Russia’s invasion of Ukraine triggered Europe’s worst energy crisis since the 1970s and put energy security back at the top of the policy agenda.
Policymakers reacted swiftly by securing alternative natural gas supplies, improving energy efficiency, and expanding renewables. Reducing greenhouse gas emissions would, they said, not only mitigate climate change but also strengthen energy security. Skeptics, however, countered that this approach would increase the cost of energy, phase out safe (albeit dirty) domestic coal more rapidly, and ultimately weaken the continent’s energy security.
So, which view is correct? Our new research shows that boosting Europe’s climate action delivers sizable energy security benefits, too.
We weigh the effects of climate action on energy security in a global economic model with many countries and sectors. It simulates the impacts of policies to reduce emissions on two essential security measures.
The first measure, security of supply, assesses the risk of a disruption to energy supply by combining how dependent a country is on imports for its energy consumption with how diversified those energy imports are. The second is the resilience of its economy to an energy disruption, represented by the share of gross domestic product it spends on energy.
Strikingly, our analysis reveals that Europe’s energy security deteriorated in the decades before Russia’s invasion of Ukraine, as countries relied increasingly on imports from ever fewer suppliers.

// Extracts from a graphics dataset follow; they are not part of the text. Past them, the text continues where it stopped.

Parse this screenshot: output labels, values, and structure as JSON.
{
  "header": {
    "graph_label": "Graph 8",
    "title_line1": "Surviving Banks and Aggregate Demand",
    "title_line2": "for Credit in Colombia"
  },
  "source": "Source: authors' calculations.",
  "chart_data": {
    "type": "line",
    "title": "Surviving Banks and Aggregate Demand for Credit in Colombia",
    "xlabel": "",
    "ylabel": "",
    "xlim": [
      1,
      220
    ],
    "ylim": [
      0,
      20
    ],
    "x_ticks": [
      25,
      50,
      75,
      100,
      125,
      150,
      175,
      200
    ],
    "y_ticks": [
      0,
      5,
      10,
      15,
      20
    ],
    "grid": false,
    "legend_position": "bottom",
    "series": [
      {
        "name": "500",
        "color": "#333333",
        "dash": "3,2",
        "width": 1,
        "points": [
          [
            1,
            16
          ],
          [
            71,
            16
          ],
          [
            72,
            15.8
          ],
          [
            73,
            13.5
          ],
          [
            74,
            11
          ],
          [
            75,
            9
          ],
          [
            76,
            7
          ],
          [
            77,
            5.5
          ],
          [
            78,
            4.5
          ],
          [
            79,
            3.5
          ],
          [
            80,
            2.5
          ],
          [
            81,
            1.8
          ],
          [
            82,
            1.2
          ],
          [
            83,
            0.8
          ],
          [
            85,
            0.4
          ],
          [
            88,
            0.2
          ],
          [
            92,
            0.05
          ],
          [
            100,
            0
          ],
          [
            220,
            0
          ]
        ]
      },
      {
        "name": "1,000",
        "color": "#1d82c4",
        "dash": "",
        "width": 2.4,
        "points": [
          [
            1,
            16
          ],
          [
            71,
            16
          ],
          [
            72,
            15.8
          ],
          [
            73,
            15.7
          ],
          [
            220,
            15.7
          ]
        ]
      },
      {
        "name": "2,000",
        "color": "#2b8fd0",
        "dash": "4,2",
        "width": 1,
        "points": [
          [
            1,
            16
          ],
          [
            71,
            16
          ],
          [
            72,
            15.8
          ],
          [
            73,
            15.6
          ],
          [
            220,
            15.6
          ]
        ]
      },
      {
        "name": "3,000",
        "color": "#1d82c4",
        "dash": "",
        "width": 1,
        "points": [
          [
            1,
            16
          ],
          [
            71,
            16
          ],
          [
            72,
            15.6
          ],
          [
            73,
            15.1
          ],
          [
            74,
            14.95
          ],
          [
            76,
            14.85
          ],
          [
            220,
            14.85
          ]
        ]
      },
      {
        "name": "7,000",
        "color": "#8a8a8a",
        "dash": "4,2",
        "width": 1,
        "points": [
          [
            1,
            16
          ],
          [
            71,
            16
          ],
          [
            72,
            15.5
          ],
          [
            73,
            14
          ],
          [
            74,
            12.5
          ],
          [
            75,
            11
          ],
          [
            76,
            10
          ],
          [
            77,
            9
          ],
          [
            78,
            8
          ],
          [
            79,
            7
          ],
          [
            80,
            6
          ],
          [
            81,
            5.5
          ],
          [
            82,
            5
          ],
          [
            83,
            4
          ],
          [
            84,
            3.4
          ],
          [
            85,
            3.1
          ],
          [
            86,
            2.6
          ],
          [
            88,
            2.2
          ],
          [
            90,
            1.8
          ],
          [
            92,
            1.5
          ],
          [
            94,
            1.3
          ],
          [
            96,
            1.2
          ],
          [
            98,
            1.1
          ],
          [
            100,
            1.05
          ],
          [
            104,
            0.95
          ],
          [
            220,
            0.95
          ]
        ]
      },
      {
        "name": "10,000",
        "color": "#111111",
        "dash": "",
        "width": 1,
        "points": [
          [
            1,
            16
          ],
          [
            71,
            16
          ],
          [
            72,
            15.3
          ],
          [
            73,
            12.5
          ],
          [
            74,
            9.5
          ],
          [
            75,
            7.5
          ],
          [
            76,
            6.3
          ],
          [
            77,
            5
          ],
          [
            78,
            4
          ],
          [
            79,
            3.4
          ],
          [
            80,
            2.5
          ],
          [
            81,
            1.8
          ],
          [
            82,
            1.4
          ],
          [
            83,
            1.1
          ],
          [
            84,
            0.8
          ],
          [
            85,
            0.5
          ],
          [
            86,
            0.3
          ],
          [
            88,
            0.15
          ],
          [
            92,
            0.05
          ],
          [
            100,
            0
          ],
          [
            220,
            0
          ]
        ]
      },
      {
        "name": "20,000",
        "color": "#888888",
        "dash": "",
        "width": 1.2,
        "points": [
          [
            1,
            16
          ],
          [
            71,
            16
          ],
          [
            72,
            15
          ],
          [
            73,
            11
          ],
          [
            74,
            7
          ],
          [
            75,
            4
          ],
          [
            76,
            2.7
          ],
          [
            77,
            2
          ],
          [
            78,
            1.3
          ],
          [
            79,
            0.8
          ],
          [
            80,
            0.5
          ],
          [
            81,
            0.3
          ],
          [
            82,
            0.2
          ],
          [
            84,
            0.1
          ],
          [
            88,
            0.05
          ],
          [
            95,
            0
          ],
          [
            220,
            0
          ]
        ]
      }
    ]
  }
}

The simulations also show that higher carbon prices, stronger sector-specific energy efficiency regulations, and accelerated permitting for renewables would all improve Europe’s energy security along these two key metrics. Effects would differ across policies, however:
- Carbon pricing cuts emissions at the lowest output cost to the economy but may take time to improve energy security in some energy- and emission-intensive economies in Central and Eastern Europe, if used as the only emission-reduction tool. This is partly because these countries would have to phase out domestic coal sooner than otherwise.
- Stronger energy-efficiency regulations for transport and buildings, by contrast, are less efficient than carbon pricing in cutting emissions, but they deliver larger energy security co-benefits. They also spread those benefits more evenly across countries. Such regulations lower the consumption of energy, just as carbon pricing does, but they tend to reduce the price of energy—and thereby overall energy expenditures—more. Combining them with support to poorer households—for purchases of more energy-efficient vehicles and domestic heating systems, for example—would make them more palatable and thereby speed up implementation.
- Accelerated permitting for renewables also improves energy security widely across Europe by expanding domestic energy supply.
Packaging climate policies
A climate policy package that includes all these tools is the most promising way forward because it combines the economic efficiency of carbon pricing with the larger and more evenly shared energy security benefits of regulations.
Specifically, a package of measures improves energy security in three ways. First, it lowers dependence on imports by replacing imported fossil fuels with domestically produced renewable electricity.
Second, it diversifies individual economies’ energy imports away from non-European suppliers toward European ones—through enhanced penetration of renewables and electrification of end uses such as vehicles and house heating systems, in particular, given that European countries predominantly trade electricity with their European neighbors.
And third, it lowers energy expenditures because efficiency investments reduce demand and accelerated renewables deployment raises energy supply—both of which lead to lower energy prices. This more than offsets the higher cost from higher carbon pricing.
An illustrative policy package that cuts emissions by 55 percent compared to 1990 levels would improve the two energy security metrics by close to 8 percent by 2030 for Europe as a whole.
For the European Union, this package, which is consistent with the “Fit-for-55” agenda, would reverse 13 years of deterioration in economic resilience to energy disruptions and eight years of reduction in security of energy supply. As Europe continues to ramp up its climate policy action beyond 2030, these gains would only increase.
Multilateral cooperation
The simulations also support the case for strong multilateral cooperation within Europe, given that countries differ in their energy security gains and emission reduction costs (which, in turn, reflect factors such as their current energy intensity, energy mix, and potential for renewable power generation). A common facility that would pool resources and coordinate green investments at the EU level could accelerate the green transition at low cost while distributing its gains more evenly, including by tapping cheap abatement options in emerging EU member countries.
Completing the EU’s energy union strategy is a case in point: better connecting national grids would lower costs and help individual countries import electricity from other member countries in the event of domestic disruptions, improving energy security for all.
At a time when the momentum behind climate action is at risk of fading, European policymakers should consider its full benefits. By ramping up their individual emission reduction policies as planned and strengthening their cooperation, not only will they remain global leaders on the path toward net zero emissions by 2050, but they will also secure abundant and safe energy supply to power their economies into the future.